When you are comfortable your branch is ready to be merged, opening up an merge request will trigger the creation of a suite of infrastructure testing jobs which will require a manual action from a project maintainer (assuming previous linting and smoke tests have passed).  Once the commit(s) are validated against the infrastructure tests, your changes are ready to be merged!

For _most_ of the infrastructure testing, `terraform` is chosen as the IAC tool of choice for infrastructure that BigBang owns, while the cluster creation process follows the vendors recommended installation process.

The infrastructure pipeline is designed to have _no_ human interaction, and are scoped to the lifecycle of the pipeline.  This means a single pipeline is fully responsible for provisioning infrastructure, but just as important, deprovisioning infrastructure, ensuring resources are not orphaned.

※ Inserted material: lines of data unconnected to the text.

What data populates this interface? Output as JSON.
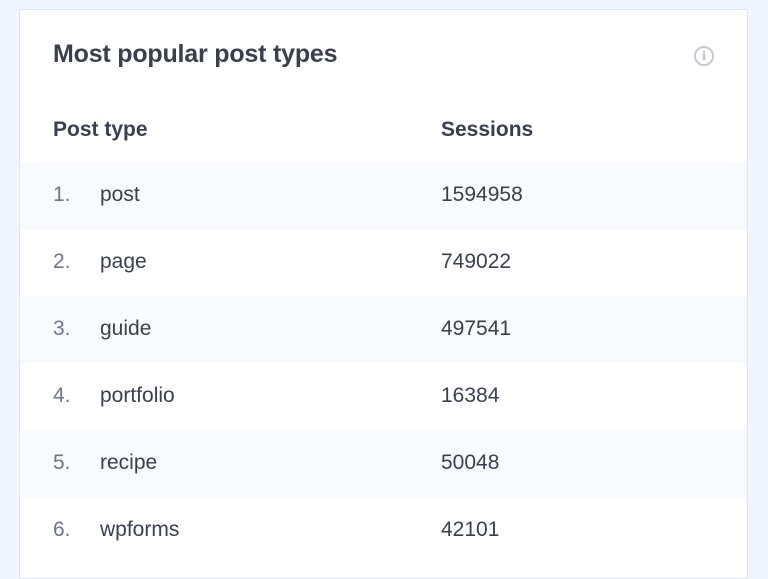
{
  "widget": {
    "title": "Most popular post types",
    "info_icon": "info-icon"
  },
  "columns": [
    "Post type",
    "Sessions"
  ],
  "rows": [
    {
      "rank": "1.",
      "type": "post",
      "sessions": "1594958"
    },
    {
      "rank": "2.",
      "type": "page",
      "sessions": "749022"
    },
    {
      "rank": "3.",
      "type": "guide",
      "sessions": "497541"
    },
    {
      "rank": "4.",
      "type": "portfolio",
      "sessions": "16384"
    },
    {
      "rank": "5.",
      "type": "recipe",
      "sessions": "50048"
    },
    {
      "rank": "6.",
      "type": "wpforms",
      "sessions": "42101"
    }
  ]
}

More information on the full set of infrastructure tests are below:

##### Network Creation

For each cloud, a BigBang owned network will be created that conform with the appropriate set of tests about to be ran.  For example, to validate that Big Bang deploys in a connected environment on AWS, a VPC, subnets, route tables, etc... are created, and the outputs are made available through terraform's remote `data` source.

##### Cluster(s) Creation

Several types of clusters are created within the previously provisioned network(s), and follow the vendors recommended iac approach.

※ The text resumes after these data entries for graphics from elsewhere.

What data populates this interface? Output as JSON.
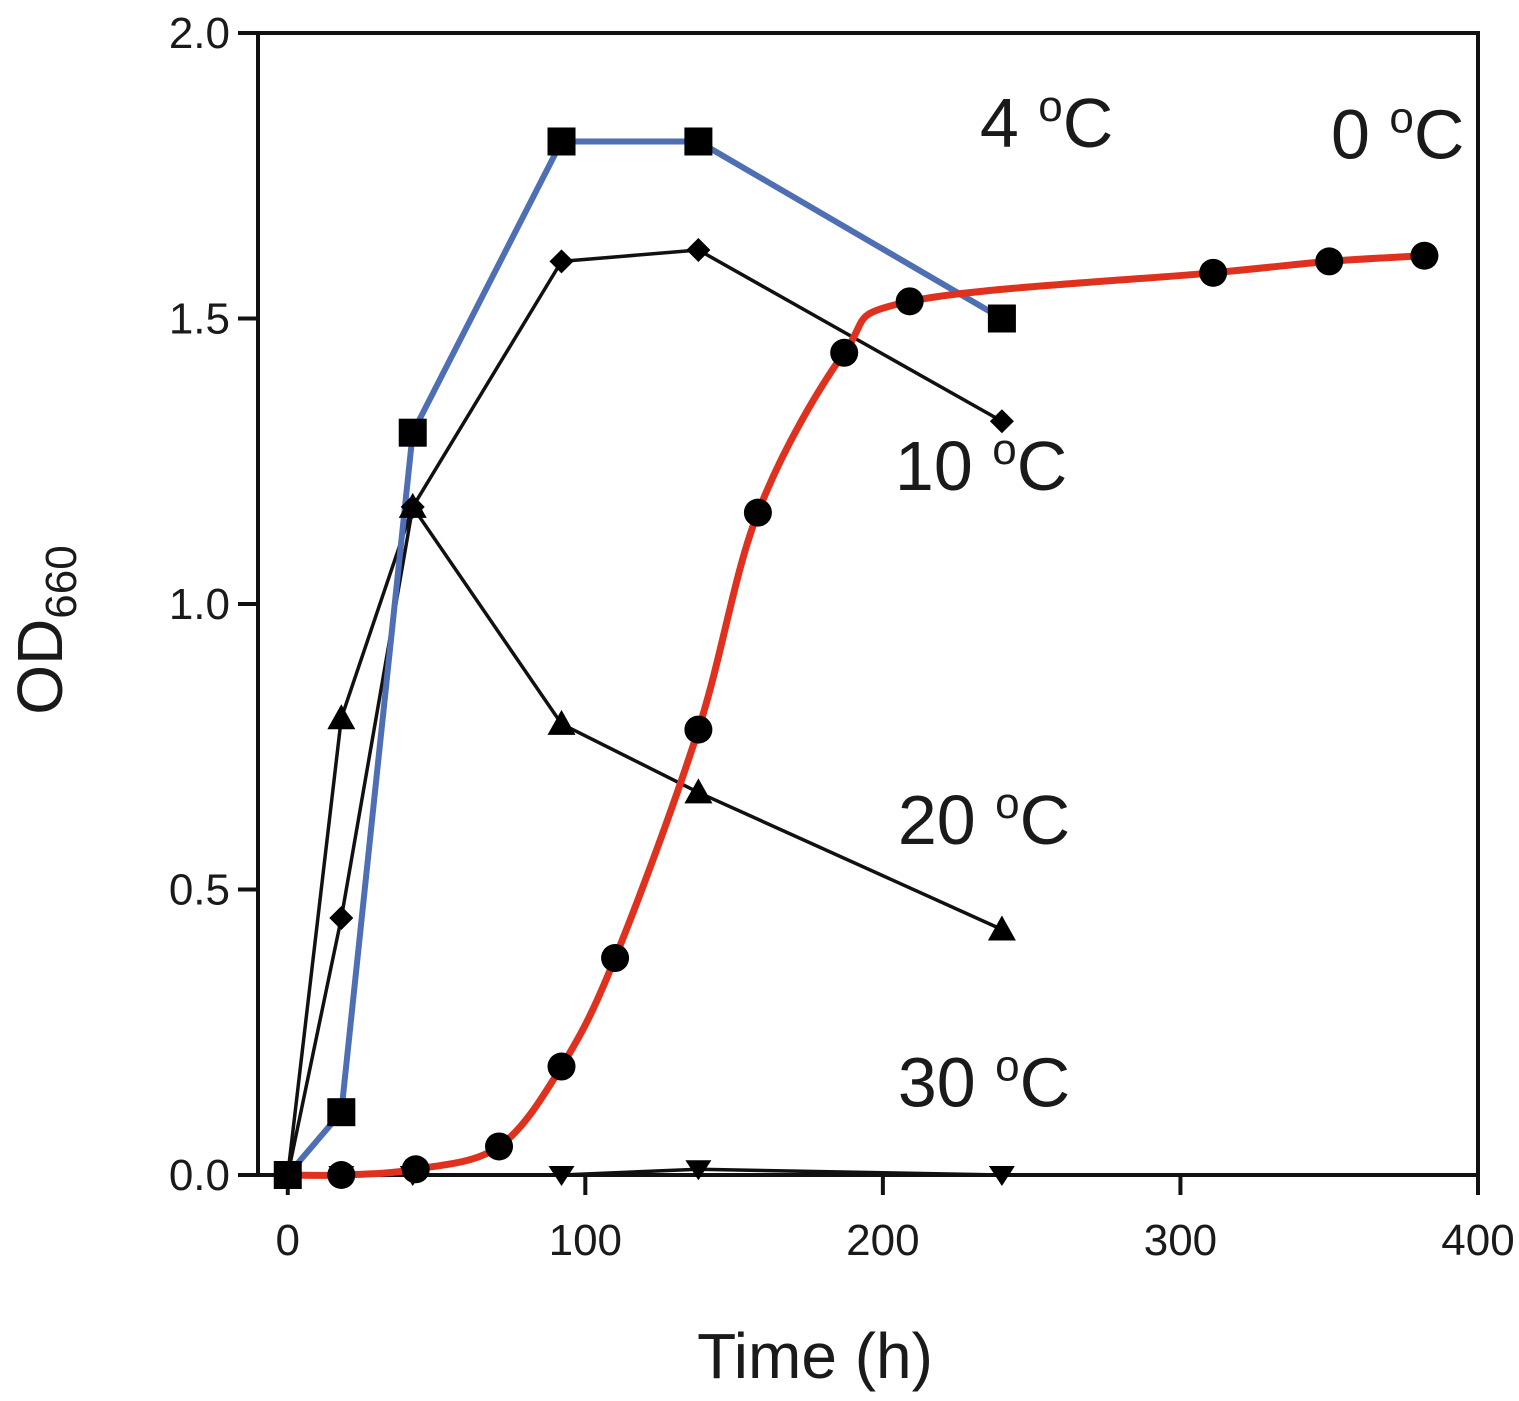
{
  "chart_data": {
    "type": "line",
    "title": "",
    "xlabel": "Time (h)",
    "ylabel_main": "OD",
    "ylabel_sub": "660",
    "xlim": [
      -10,
      400
    ],
    "ylim": [
      0,
      2.0
    ],
    "grid": false,
    "x_ticks": [
      0,
      100,
      200,
      300,
      400
    ],
    "x_tick_labels": [
      "0",
      "100",
      "200",
      "300",
      "400"
    ],
    "y_ticks": [
      0,
      0.5,
      1.0,
      1.5,
      2.0
    ],
    "y_tick_labels": [
      "0.0",
      "0.5",
      "1.0",
      "1.5",
      "2.0"
    ],
    "series": [
      {
        "name": "0 °C",
        "label_main": "0 ",
        "label_deg": "o",
        "label_unit": "C",
        "color": "#e0301e",
        "marker": "circle",
        "smooth": true,
        "x": [
          0,
          18,
          43,
          71,
          92,
          110,
          138,
          158,
          187,
          209,
          311,
          350,
          382
        ],
        "y": [
          0.0,
          0.0,
          0.01,
          0.05,
          0.19,
          0.38,
          0.78,
          1.16,
          1.44,
          1.53,
          1.58,
          1.6,
          1.61
        ]
      },
      {
        "name": "4 °C",
        "label_main": "4 ",
        "label_deg": "o",
        "label_unit": "C",
        "color": "#4f6fb5",
        "marker": "square",
        "smooth": false,
        "x": [
          0,
          18,
          42,
          92,
          138,
          240
        ],
        "y": [
          0.0,
          0.11,
          1.3,
          1.81,
          1.81,
          1.5
        ]
      },
      {
        "name": "10 °C",
        "label_main": "10 ",
        "label_deg": "o",
        "label_unit": "C",
        "color": "#111111",
        "marker": "diamond",
        "smooth": false,
        "x": [
          0,
          18,
          42,
          92,
          138,
          240
        ],
        "y": [
          0.0,
          0.45,
          1.17,
          1.6,
          1.62,
          1.32
        ]
      },
      {
        "name": "20 °C",
        "label_main": "20 ",
        "label_deg": "o",
        "label_unit": "C",
        "color": "#111111",
        "marker": "triangle-up",
        "smooth": false,
        "x": [
          0,
          18,
          42,
          92,
          138,
          240
        ],
        "y": [
          0.0,
          0.8,
          1.17,
          0.79,
          0.67,
          0.43
        ]
      },
      {
        "name": "30 °C",
        "label_main": "30 ",
        "label_deg": "o",
        "label_unit": "C",
        "color": "#111111",
        "marker": "triangle-down",
        "smooth": false,
        "x": [
          0,
          18,
          42,
          92,
          138,
          240
        ],
        "y": [
          0.0,
          0.0,
          0.0,
          0.0,
          0.01,
          0.0
        ]
      }
    ],
    "annotations": [
      {
        "series": 1,
        "x": 255,
        "y": 1.8
      },
      {
        "series": 0,
        "x": 373,
        "y": 1.78
      },
      {
        "series": 2,
        "x": 233,
        "y": 1.2
      },
      {
        "series": 3,
        "x": 234,
        "y": 0.58
      },
      {
        "series": 4,
        "x": 234,
        "y": 0.12
      }
    ]
  }
}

For example, an `rke2` cluster is created that leverages the upstream [terraform modules](https://repo1.dsop.io/platform-one/distros/rancher-federal/rke2/rke2-aws-terraform), and an `eks` cluster is created with the upstream [terraform modules](https://docs.microsoft.com/en-us/azure/developer/terraform/create-k8s-cluster-with-tf-and-aks).

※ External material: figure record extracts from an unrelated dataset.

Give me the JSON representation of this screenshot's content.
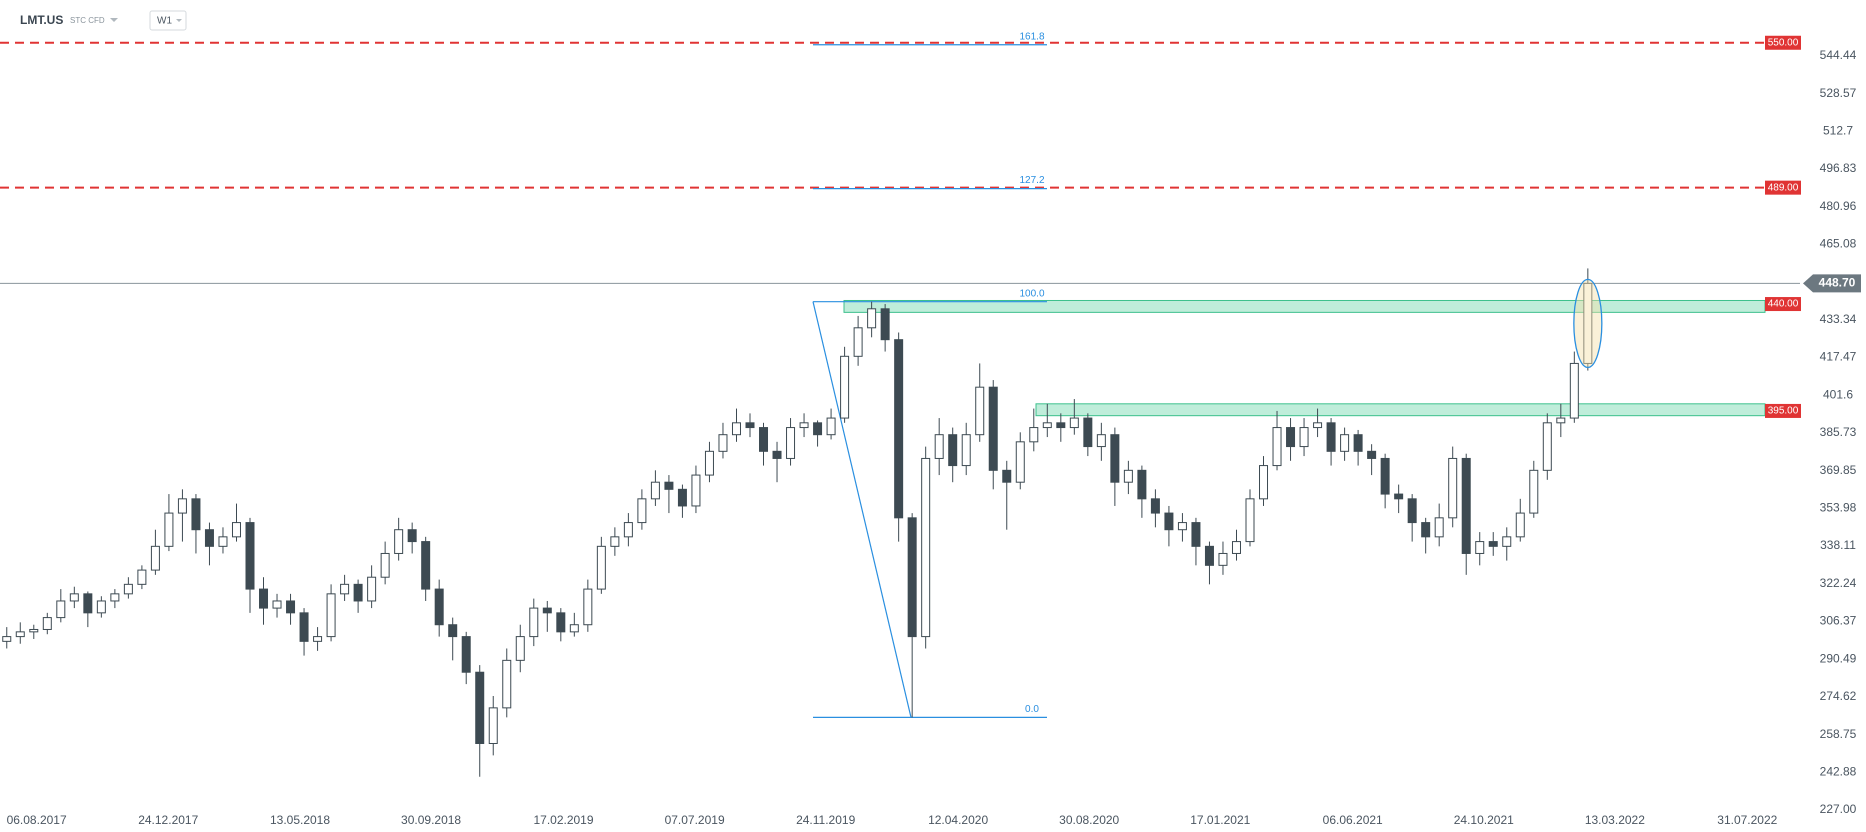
{
  "header": {
    "symbol": "LMT.US",
    "market": "STC CFD",
    "interval": "W1"
  },
  "chart_data": {
    "type": "candlestick",
    "up_color": "#ffffff",
    "down_color": "#3d4a52",
    "outline_color": "#3d4a52",
    "values": [
      [
        298,
        304,
        295,
        300
      ],
      [
        300,
        306,
        297,
        302
      ],
      [
        302,
        305,
        299,
        303
      ],
      [
        303,
        310,
        301,
        308
      ],
      [
        308,
        320,
        306,
        315
      ],
      [
        315,
        321,
        312,
        318
      ],
      [
        318,
        319,
        304,
        310
      ],
      [
        310,
        317,
        308,
        315
      ],
      [
        315,
        320,
        312,
        318
      ],
      [
        318,
        325,
        316,
        322
      ],
      [
        322,
        330,
        320,
        328
      ],
      [
        328,
        345,
        326,
        338
      ],
      [
        338,
        360,
        336,
        352
      ],
      [
        352,
        362,
        340,
        358
      ],
      [
        358,
        360,
        335,
        345
      ],
      [
        345,
        348,
        330,
        338
      ],
      [
        338,
        346,
        335,
        342
      ],
      [
        342,
        356,
        340,
        348
      ],
      [
        348,
        350,
        310,
        320
      ],
      [
        320,
        325,
        305,
        312
      ],
      [
        312,
        318,
        308,
        315
      ],
      [
        315,
        318,
        305,
        310
      ],
      [
        310,
        312,
        292,
        298
      ],
      [
        298,
        304,
        294,
        300
      ],
      [
        300,
        322,
        298,
        318
      ],
      [
        318,
        326,
        315,
        322
      ],
      [
        322,
        324,
        310,
        315
      ],
      [
        315,
        330,
        312,
        325
      ],
      [
        325,
        340,
        322,
        335
      ],
      [
        335,
        350,
        332,
        345
      ],
      [
        345,
        348,
        335,
        340
      ],
      [
        340,
        342,
        315,
        320
      ],
      [
        320,
        324,
        300,
        305
      ],
      [
        305,
        308,
        290,
        300
      ],
      [
        300,
        302,
        280,
        285
      ],
      [
        285,
        288,
        241,
        255
      ],
      [
        255,
        275,
        250,
        270
      ],
      [
        270,
        295,
        266,
        290
      ],
      [
        290,
        305,
        285,
        300
      ],
      [
        300,
        316,
        296,
        312
      ],
      [
        312,
        315,
        302,
        310
      ],
      [
        310,
        312,
        298,
        302
      ],
      [
        302,
        310,
        300,
        305
      ],
      [
        305,
        324,
        302,
        320
      ],
      [
        320,
        342,
        318,
        338
      ],
      [
        338,
        346,
        334,
        342
      ],
      [
        342,
        352,
        338,
        348
      ],
      [
        348,
        362,
        345,
        358
      ],
      [
        358,
        370,
        355,
        365
      ],
      [
        365,
        368,
        352,
        362
      ],
      [
        362,
        364,
        350,
        355
      ],
      [
        355,
        372,
        352,
        368
      ],
      [
        368,
        382,
        365,
        378
      ],
      [
        378,
        390,
        375,
        385
      ],
      [
        385,
        396,
        382,
        390
      ],
      [
        390,
        394,
        384,
        388
      ],
      [
        388,
        390,
        372,
        378
      ],
      [
        378,
        382,
        365,
        375
      ],
      [
        375,
        392,
        372,
        388
      ],
      [
        388,
        394,
        384,
        390
      ],
      [
        390,
        391,
        380,
        385
      ],
      [
        385,
        396,
        383,
        392
      ],
      [
        392,
        422,
        390,
        418
      ],
      [
        418,
        435,
        414,
        430
      ],
      [
        430,
        441,
        426,
        438
      ],
      [
        438,
        440,
        420,
        425
      ],
      [
        425,
        428,
        340,
        350
      ],
      [
        350,
        352,
        266,
        300
      ],
      [
        300,
        380,
        295,
        375
      ],
      [
        375,
        392,
        368,
        385
      ],
      [
        385,
        388,
        365,
        372
      ],
      [
        372,
        390,
        368,
        385
      ],
      [
        385,
        415,
        382,
        405
      ],
      [
        405,
        408,
        362,
        370
      ],
      [
        370,
        374,
        345,
        365
      ],
      [
        365,
        386,
        362,
        382
      ],
      [
        382,
        396,
        378,
        388
      ],
      [
        388,
        398,
        384,
        390
      ],
      [
        390,
        394,
        382,
        388
      ],
      [
        388,
        400,
        385,
        392
      ],
      [
        392,
        394,
        376,
        380
      ],
      [
        380,
        390,
        374,
        385
      ],
      [
        385,
        388,
        355,
        365
      ],
      [
        365,
        374,
        360,
        370
      ],
      [
        370,
        372,
        350,
        358
      ],
      [
        358,
        362,
        346,
        352
      ],
      [
        352,
        355,
        338,
        345
      ],
      [
        345,
        352,
        340,
        348
      ],
      [
        348,
        350,
        330,
        338
      ],
      [
        338,
        340,
        322,
        330
      ],
      [
        330,
        340,
        326,
        335
      ],
      [
        335,
        345,
        332,
        340
      ],
      [
        340,
        362,
        338,
        358
      ],
      [
        358,
        376,
        355,
        372
      ],
      [
        372,
        395,
        370,
        388
      ],
      [
        388,
        392,
        374,
        380
      ],
      [
        380,
        392,
        376,
        388
      ],
      [
        388,
        396,
        384,
        390
      ],
      [
        390,
        392,
        372,
        378
      ],
      [
        378,
        388,
        374,
        385
      ],
      [
        385,
        387,
        372,
        378
      ],
      [
        378,
        381,
        368,
        375
      ],
      [
        375,
        377,
        354,
        360
      ],
      [
        360,
        364,
        352,
        358
      ],
      [
        358,
        360,
        340,
        348
      ],
      [
        348,
        350,
        335,
        342
      ],
      [
        342,
        356,
        338,
        350
      ],
      [
        350,
        380,
        346,
        375
      ],
      [
        375,
        377,
        326,
        335
      ],
      [
        335,
        344,
        330,
        340
      ],
      [
        340,
        344,
        334,
        338
      ],
      [
        338,
        346,
        332,
        342
      ],
      [
        342,
        358,
        340,
        352
      ],
      [
        352,
        374,
        350,
        370
      ],
      [
        370,
        394,
        366,
        390
      ],
      [
        390,
        398,
        384,
        392
      ],
      [
        392,
        420,
        390,
        415
      ],
      [
        415,
        455,
        412,
        448.7
      ]
    ],
    "xlim": [
      -0.5,
      132.7
    ],
    "xticks": [
      {
        "value": 2.21,
        "label": "06.08.2017"
      },
      {
        "value": 11.95,
        "label": "24.12.2017"
      },
      {
        "value": 21.7,
        "label": "13.05.2018"
      },
      {
        "value": 31.4,
        "label": "30.09.2018"
      },
      {
        "value": 41.2,
        "label": "17.02.2019"
      },
      {
        "value": 50.9,
        "label": "07.07.2019"
      },
      {
        "value": 60.6,
        "label": "24.11.2019"
      },
      {
        "value": 70.4,
        "label": "12.04.2020"
      },
      {
        "value": 80.1,
        "label": "30.08.2020"
      },
      {
        "value": 89.8,
        "label": "17.01.2021"
      },
      {
        "value": 99.6,
        "label": "06.06.2021"
      },
      {
        "value": 109.3,
        "label": "24.10.2021"
      },
      {
        "value": 119.0,
        "label": "13.03.2022"
      },
      {
        "value": 128.8,
        "label": "31.07.2022"
      }
    ],
    "ylim": [
      227,
      568
    ],
    "yticks": [
      {
        "value": 227,
        "label": "227.00"
      },
      242.88,
      258.75,
      274.62,
      290.49,
      306.37,
      322.24,
      338.11,
      353.98,
      369.85,
      385.73,
      401.6,
      417.47,
      433.34,
      465.08,
      480.96,
      496.83,
      512.7,
      528.57,
      544.44
    ],
    "current_price": {
      "value": 448.7,
      "label": "448.70"
    },
    "levels": [
      {
        "value": 550,
        "label": "550.00"
      },
      {
        "value": 489,
        "label": "489.00"
      }
    ],
    "level_color": "#e03434",
    "zones": [
      {
        "value": 440,
        "label": "440.00",
        "low": 436.5,
        "high": 441.5
      },
      {
        "value": 395,
        "label": "395.00",
        "low": 393,
        "high": 398
      }
    ],
    "zone_color": "#7fdcb6",
    "fibonacci": {
      "low": 266,
      "high": 441,
      "color": "#2a8fe0",
      "levels": [
        161.8,
        127.2,
        {
          "value": 100,
          "label": "100.0"
        },
        {
          "value": 0,
          "label": "0.0"
        }
      ]
    }
  }
}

It is a hard requriement at this stage that every cluster outputs an admin scoped `kubeconfig` as a gitlab ci artifact.  This artifact will be leveraged in the following stages for interacting with the created cluster.

##### Big Bang Installation

Given the kubeconfig created in the previous stage, BigBang is installed on the cluster using the same installation process used in the smoke tests.

Like any BigBang installation, several cluster requirements (TODO: doc these) must be met before BigBang is installed, and it is up to the vendor to ensure those requirements are met.

##### Big Bang Tests

Assuming BigBang has installed successfully, additional tests residing within the `./tests` folder of this repository are run against the deployed cluster.  These tests range from automated UI testing, to internal kubernetes resource validation and verification.

TODO: Document these tests more once they are flushed out.

#### Teardown

Infrastructure teardown happens in the reverse sequence as to which they are deployed, and the pipeline will ensure these teardown jobs are _always_ ran, regardless of whether or not the previous jobs were successful.

Combined with terraform's declarative remote state, the "always on" teardown ensures no orphaned resources are left over once tests are run.

Within the teardown process, the commit scoped terraform workspace is also deleted to ensure the remote state remains clean.

For example, if an EKS cluster fails to provision, a full teardown of BigBang, EKS, and the network will be run, even though BigBang was never deployed.  This will result in 2 failing jobs (EKS up and BigBang down), but will ensure that no infrastructure resources become orphaned.